QCD-inspired description of multiplicity distributions in jets
Yu. L. Dokshitzer, B. R. Webber
TL;DR
The paper develops a universal QCD-motivated description for Polyakov-KNO multiplicity distributions $P_n(Q)$ in jets, linking the full shape and moments to the multiplicity anomalous dimension $\gamma(\alpha_s(Q))$ via the MDLA framework. By fixing minimal subleading parameters and a hadron production power for quarks, the model yields accurate descriptions of $e^+e^-$ data across full events, single-quark jets, and gluon jets, including the high-multiplicity tail and observed scaling violations. The approach demonstrates that QCD parton multiplication dynamics can quantitatively account for observed multiplicity fluctuations, while also highlighting limitations at low multiplicities and lower energies where non-perturbative effects may dominate. The results offer a coherent path to applying the framework to LHC and future collider jet data, while stressing the need for improved non-perturbative understanding and more gluon-jet measurements.
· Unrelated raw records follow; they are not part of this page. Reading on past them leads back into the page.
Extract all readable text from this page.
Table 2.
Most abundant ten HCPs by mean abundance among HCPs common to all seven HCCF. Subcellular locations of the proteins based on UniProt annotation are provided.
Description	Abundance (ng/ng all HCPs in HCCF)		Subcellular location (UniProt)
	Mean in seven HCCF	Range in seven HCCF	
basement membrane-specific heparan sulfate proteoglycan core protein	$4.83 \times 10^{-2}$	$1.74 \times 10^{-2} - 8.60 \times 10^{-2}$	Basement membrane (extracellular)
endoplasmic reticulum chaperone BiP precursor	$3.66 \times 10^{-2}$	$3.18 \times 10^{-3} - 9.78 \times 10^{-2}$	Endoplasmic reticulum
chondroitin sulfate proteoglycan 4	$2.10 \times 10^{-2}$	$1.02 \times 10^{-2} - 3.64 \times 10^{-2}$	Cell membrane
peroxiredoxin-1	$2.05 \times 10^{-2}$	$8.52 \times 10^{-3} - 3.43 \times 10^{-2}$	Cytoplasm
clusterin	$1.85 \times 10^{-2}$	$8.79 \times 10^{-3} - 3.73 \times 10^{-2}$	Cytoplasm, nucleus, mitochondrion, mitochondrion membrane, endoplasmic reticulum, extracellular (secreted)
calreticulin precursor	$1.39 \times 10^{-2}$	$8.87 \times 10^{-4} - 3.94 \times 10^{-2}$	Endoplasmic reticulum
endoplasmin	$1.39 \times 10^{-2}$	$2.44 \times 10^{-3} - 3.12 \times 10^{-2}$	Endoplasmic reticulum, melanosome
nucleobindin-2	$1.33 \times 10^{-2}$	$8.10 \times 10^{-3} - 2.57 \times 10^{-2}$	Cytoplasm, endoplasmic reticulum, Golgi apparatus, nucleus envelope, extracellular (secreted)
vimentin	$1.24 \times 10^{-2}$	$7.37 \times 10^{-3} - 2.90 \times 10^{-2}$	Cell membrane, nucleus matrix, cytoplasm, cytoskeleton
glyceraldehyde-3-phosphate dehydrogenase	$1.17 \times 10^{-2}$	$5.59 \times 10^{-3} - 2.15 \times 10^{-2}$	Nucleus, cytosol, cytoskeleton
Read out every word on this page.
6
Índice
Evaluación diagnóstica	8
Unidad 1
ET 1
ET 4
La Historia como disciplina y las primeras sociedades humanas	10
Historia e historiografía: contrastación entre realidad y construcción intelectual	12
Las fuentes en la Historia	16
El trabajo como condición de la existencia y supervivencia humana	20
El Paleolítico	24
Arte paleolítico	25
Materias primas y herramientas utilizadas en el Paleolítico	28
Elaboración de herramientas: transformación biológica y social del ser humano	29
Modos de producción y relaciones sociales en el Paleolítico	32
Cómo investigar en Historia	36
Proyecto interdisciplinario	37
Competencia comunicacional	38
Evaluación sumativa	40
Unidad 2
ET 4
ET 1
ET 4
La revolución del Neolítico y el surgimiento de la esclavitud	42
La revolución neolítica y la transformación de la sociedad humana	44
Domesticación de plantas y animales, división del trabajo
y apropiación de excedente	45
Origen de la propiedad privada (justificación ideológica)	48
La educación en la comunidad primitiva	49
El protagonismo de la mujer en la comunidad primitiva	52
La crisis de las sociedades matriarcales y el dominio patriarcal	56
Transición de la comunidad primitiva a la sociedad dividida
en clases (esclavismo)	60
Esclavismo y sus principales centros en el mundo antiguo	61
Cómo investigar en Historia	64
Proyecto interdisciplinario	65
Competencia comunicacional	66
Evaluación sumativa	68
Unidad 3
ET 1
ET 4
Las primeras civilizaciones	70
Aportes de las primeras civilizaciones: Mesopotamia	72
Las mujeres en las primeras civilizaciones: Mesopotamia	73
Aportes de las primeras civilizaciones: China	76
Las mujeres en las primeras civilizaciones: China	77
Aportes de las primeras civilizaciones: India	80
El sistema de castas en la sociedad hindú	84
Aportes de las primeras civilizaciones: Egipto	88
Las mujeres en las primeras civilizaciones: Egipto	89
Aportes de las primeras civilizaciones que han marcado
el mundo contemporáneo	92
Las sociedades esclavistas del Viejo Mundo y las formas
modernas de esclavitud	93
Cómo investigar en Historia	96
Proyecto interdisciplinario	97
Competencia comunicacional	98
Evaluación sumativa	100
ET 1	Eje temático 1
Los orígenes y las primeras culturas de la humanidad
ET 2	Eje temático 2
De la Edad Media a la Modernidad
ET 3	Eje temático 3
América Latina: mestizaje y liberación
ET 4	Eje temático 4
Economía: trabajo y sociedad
All mathematical structures are expressed through $P_n(Q)$, $N(Q)$, $\nu=n/N(Q)$, ${\cal Z}(u,Q)$, $\gamma(\alpha_s)$, and related MDLA/Vocabulary terms.
Abstract
We suggest a universal QCD-motivated expression for the Polyakov-KNO multiplicity distributions of hadrons in jets and compare it with data from $e^+e^-$ annihilation experiments. The moments and overall shape of the distributions in full events and quark and gluon jets, over a range of energies, are described with reasonable quantitative precision. In particular, the scaling violation predicted by QCD is seen clearly in the moments and high-multiplicity fluctuations.